Table 1: SHF or DHF patients with frequent PVCs and SAS

The DHF patients showed a significant decline of PVC numbers (63.1 ± 33.0% post/pre) compared to that of the patients in the SHF group (119.8 ± 45.3 % post/pre, p<0.05) by the oxygen treatment. The DHF patients also showed higher SDNN (253.0 ± 260.0 ms) levels compared to the patients in the SHF group (52.9 ± 22.4 ms, p<0.05). All other factors including NYHA grading, background diseases, beta blocker treatment, ODI, AHI and BNP levels were statistically comparable between the two groups (Table 1).

In this paper, we have clearly shown that the oxygen treatment suppressed PVC numbers in the DHF patients compared to the SHF group. In our previous study, we confirmed that oxygen treatment to prevent PVCs is effective in patients with higher BNP levels, greater LVEF, and higher SDNN [9]. It has also been reported that asymptomatic DHF patients have a higher incidence of all-case mortality adjusted for age, sex, and LVEF. The diastolic dysfunction was associated with an increased risk of mortality [10]. However, the overall mortality of symptomatic patients with DHF or SHF is similar [11]. In SHF, the rate of sudden death is significantly higher compared to the general population. However, incidence of sudden cardiac death decreases with the increased severity of systolic heart failure [12]. These results suggest that the risk of mortality in DHF patients may be related to arrhythmia.

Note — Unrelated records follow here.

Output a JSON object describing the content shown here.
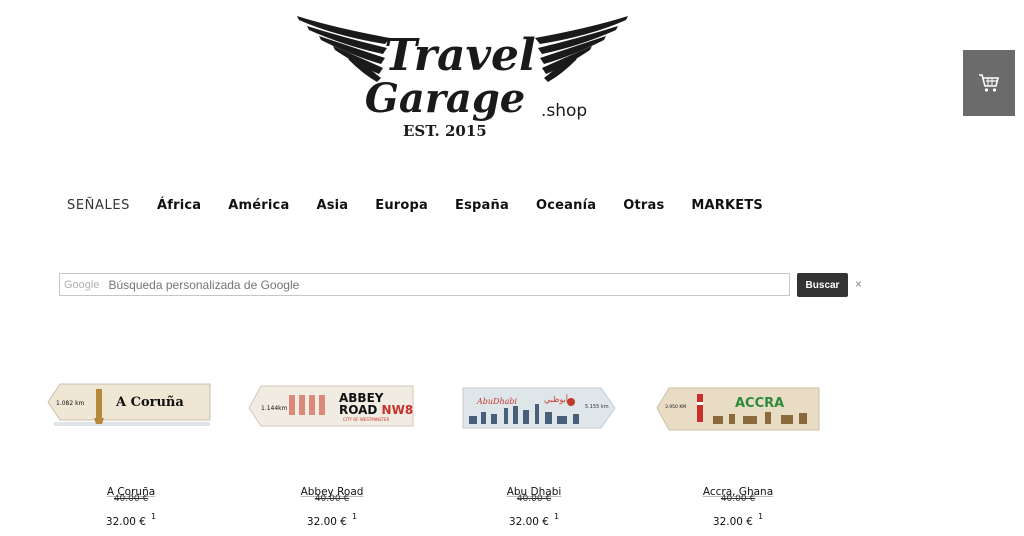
{
  "logo": {
    "line1": "Travel",
    "line2": "Garage",
    "suffix": ".shop",
    "est": "EST. 2015",
    "icon": "winged-logo"
  },
  "cart": {
    "icon": "shopping-cart-icon"
  },
  "nav": {
    "items": [
      "SEÑALES",
      "África",
      "América",
      "Asia",
      "Europa",
      "España",
      "Oceanía",
      "Otras",
      "MARKETS"
    ]
  },
  "search": {
    "brand": "Google",
    "placeholder": "Búsqueda personalizada de Google",
    "button_label": "Buscar",
    "clear_label": "×"
  },
  "products": [
    {
      "name": "A Coruña",
      "old_price": "40.00 €",
      "price": "32.00 €",
      "badge": "1",
      "sign_text": "A Coruña",
      "distance": "1.082 km",
      "colors": {
        "accent": "#111111",
        "bg": "#efe6d3"
      }
    },
    {
      "name": "Abbey Road",
      "old_price": "40.00 €",
      "price": "32.00 €",
      "badge": "1",
      "sign_text": "ABBEY ROAD",
      "sign_sub": "NW8",
      "sign_small": "CITY OF WESTMINSTER",
      "distance": "1.144km",
      "colors": {
        "accent": "#c8302b",
        "bg": "#f1ece2"
      }
    },
    {
      "name": "Abu Dhabi",
      "old_price": "40.00 €",
      "price": "32.00 €",
      "badge": "1",
      "sign_text": "AbuDhabi",
      "sign_arabic": "أبوظبي",
      "distance": "5.155 km",
      "colors": {
        "accent": "#c0392b",
        "bg": "#dfe6ea"
      }
    },
    {
      "name": "Accra, Ghana",
      "old_price": "40.00 €",
      "price": "32.00 €",
      "badge": "1",
      "sign_text": "ACCRA",
      "distance": "3.950 KM",
      "colors": {
        "accent": "#2e8b3a",
        "bg": "#e8dcc4"
      }
    }
  ]
}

The pathophysiology of ventricular arrhythmia in DHF patients with SAS is complex and not completely understood. It has been shown that the frequency and severity of arrhythmia can increase in SAS patients [13]. Firstly, we clarified the difference of SDNN between the SHF and the DHF group in this study. This result demonstrated that the impairment of cardiac autonomic function in DHF patients with SAS might be a trigger for ventricular arrhythmia. Nasal oxygen therapy may be effective for the suppression of ventricular arrhythmia through the improvement of cardiac autonomic function. It has been reported that an altered autonomic balance has been suggested as a possible pathogenetic factor, and autonomic dysfunction is implicated in the subsequent development of heart failure patients with SAS [14]. From our results, nasal oxygen therapy may be effective to suppress PVCs in DHF patients with SAS when the patients have impaired autonomic function.

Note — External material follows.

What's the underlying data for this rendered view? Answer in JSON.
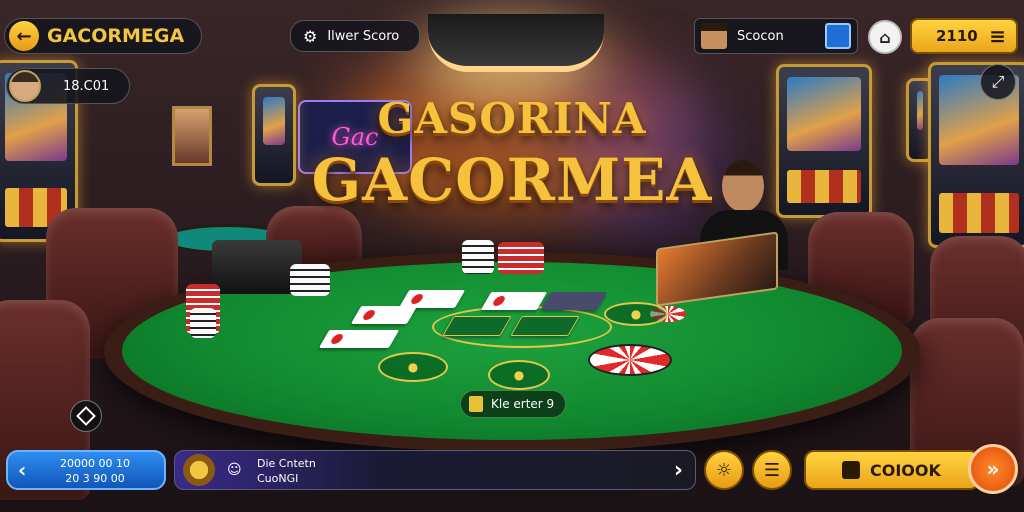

Secondly, we have also revealed that the DHF group showed comparable BNP levels to the SHF group. Recently, it was reported that plasma BNP level and cardiac autonomic function are closely related to prognosis in patients with heart failure. Plasma BNP levels are also known to be a strong predictor for mortality in heart failure patients. Thus, BNP levels are statistically related to cardiac sympathetic nerve innervations [15]. In this study, comparable BNP levels with preserved LVEF might be a condition of insufficient treatments of conservative therapies. It has been well known that conservative treatments of DHF improve the prognosis of the patients. However, these drugs cannot be used in some cases because of hypotension, bradycardia, and/or systemic adverse effects. Therefore, this oxygen therapy, an alternative treatment for DHF, should be considered to use in DHF patients with such conditions.

In conclusion, the oxygen treatment may be useful for prevention of ventricular arrhythmia in patients with DHF and SAS.